Welcome to the website for the Graham Laboratory at the University of Colorado at Denver Anschutz Medical Campus.

The Graham lab focuses on the TAM family of receptor tyrosine kinases (Tyro-3, Axl, and Mer) and their roles in development and progression of human cancer. TAM-family tyrosine kinases regulate an intriguing mix of normal cellular processes, including proliferation/survival, adhesion and migration, blood clot stabilization, and regulation of inflammatory cytokine release.
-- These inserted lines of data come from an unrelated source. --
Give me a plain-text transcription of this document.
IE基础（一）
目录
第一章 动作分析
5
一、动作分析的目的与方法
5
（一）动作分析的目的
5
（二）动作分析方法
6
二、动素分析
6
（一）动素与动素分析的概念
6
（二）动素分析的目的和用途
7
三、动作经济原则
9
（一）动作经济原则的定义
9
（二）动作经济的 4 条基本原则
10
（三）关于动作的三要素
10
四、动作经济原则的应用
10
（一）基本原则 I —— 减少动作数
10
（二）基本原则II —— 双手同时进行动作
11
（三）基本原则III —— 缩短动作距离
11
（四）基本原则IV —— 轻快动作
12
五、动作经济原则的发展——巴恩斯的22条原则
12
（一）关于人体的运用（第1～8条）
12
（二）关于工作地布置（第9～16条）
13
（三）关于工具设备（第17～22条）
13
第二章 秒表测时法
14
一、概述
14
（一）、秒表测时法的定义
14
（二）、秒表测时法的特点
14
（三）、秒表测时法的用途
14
Signaling pathways employed by the TAM family have been recently elucidated and mediate diverse cellular functions, including macrophage clearance of apoptotic cells, platelet aggregation, and natural killer (NK) cell differentiation. Aberrant expression of the TAM-family receptors and their ligands has been demonstrated in a wide variety of human cancers.
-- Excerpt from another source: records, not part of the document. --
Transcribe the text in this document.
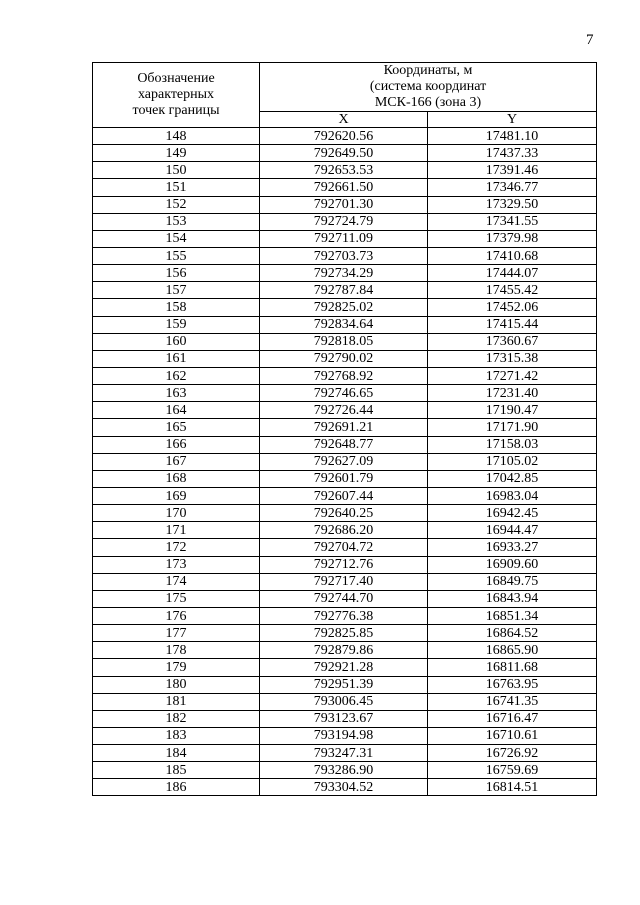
7
Обозначение
характерных
точек границы	Координаты, м
(система координат
МСК-166 (зона 3)	

	X	Y
148	792620.56	17481.10
149	792649.50	17437.33
150	792653.53	17391.46
151	792661.50	17346.77
152	792701.30	17329.50
153	792724.79	17341.55
154	792711.09	17379.98
155	792703.73	17410.68
156	792734.29	17444.07
157	792787.84	17455.42
158	792825.02	17452.06
159	792834.64	17415.44
160	792818.05	17360.67
161	792790.02	17315.38
162	792768.92	17271.42
163	792746.65	17231.40
164	792726.44	17190.47
165	792691.21	17171.90
166	792648.77	17158.03
167	792627.09	17105.02
168	792601.79	17042.85
169	792607.44	16983.04
170	792640.25	16942.45
171	792686.20	16944.47
172	792704.72	16933.27
173	792712.76	16909.60
174	792717.40	16849.75
175	792744.70	16843.94
176	792776.38	16851.34
177	792825.85	16864.52
178	792879.86	16865.90
179	792921.28	16811.68
180	792951.39	16763.95
181	793006.45	16741.35
182	793123.67	16716.47
183	793194.98	16710.61
184	793247.31	16726.92
185	793286.90	16759.69
186	793304.52	16814.51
Current projects in the lab include the study of TAM receptor activation and signaling in acute lymphoblastic leukemia, acute myeloid leukemia, melanoma, non-small cell lung cancer. Specifically, activation of Mer and/or Axl in these cancer types leads to downstream activation of pro-survival signaling pathways, including PI3K/AKT, p38 and ERK MAP kinases, and STAT5/STAT6. Inhibition of Mer and/or Axl using shRNA leads to decreased signaling through these survival pathways, induction of cancer cell death, decreased colony formation in clonogenic or soft agar assays and decreased tumor growth in animal models. In addition, shRNA-mediated inhibition of Mer and/or Axl increases the sensitivity of tumor cells to traditional cytotoxic chemotherapies. Moreover, we have recently shown that Mer functions in the immune system to promote an anti-inflammatory phenotype that promotes tumorigenesis. These pre-clinical data identify and validate Mer as a potential therapeutic target for treatment of a wide spectrum of tumor types. In addition, the variety of mechanisms by which Mer inhibition may lead to anti-tumor activity, including direct tumor cell killing, sensitization to cytotoxic chemotherapies, and increased immune-mediated tumor rejection suggest that Mer inhibition may be a particularly effective strategy for treatment of cancers.
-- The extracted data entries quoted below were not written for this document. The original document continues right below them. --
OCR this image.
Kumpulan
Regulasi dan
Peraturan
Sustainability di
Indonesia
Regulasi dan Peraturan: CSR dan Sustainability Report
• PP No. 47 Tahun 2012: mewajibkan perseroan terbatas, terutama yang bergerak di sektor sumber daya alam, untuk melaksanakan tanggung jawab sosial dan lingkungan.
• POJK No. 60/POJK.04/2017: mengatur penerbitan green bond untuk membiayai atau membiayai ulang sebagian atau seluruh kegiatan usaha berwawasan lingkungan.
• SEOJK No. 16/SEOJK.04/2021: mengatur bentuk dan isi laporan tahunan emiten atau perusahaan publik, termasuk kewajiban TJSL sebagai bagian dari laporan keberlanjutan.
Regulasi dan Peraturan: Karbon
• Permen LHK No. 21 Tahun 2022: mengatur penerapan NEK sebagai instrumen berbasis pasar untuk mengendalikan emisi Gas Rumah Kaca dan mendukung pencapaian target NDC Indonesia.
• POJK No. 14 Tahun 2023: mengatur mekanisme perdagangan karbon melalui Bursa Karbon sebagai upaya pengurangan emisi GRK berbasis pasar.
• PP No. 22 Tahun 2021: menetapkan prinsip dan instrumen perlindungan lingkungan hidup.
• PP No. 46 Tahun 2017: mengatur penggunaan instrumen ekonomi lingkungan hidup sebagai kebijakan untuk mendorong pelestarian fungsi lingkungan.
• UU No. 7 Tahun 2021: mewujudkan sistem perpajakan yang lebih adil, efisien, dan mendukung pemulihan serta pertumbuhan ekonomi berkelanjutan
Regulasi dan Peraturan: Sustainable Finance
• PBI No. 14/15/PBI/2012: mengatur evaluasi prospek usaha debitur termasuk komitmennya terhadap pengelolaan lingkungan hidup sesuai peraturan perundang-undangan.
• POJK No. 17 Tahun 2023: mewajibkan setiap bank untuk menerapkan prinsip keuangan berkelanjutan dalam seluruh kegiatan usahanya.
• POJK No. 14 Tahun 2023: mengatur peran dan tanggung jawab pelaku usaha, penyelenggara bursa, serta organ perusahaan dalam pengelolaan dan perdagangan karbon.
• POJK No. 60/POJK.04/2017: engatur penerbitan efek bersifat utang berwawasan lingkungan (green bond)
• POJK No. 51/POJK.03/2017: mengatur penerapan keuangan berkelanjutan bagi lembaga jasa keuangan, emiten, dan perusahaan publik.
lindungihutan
Most recently, we have developed first-in-class, novel Mer-selective small molecule inhibitors in conjunction with our collaborators at the University of North Carolina. These Mer inhibitors mediate anti-tumor activity in cell culture and animal models and are progressing toward clinical development.

​We have also generated several recombinant proteins that function as ligand sinks and thereby inhibit both Mer and Axl. These biologic therapies have been developed primarily for anti-thrombotic applications and are sufficient to inhibit platelet aggregation in vitro and reduce fatal clot formation in vivo, suggesting their therapeutic utility.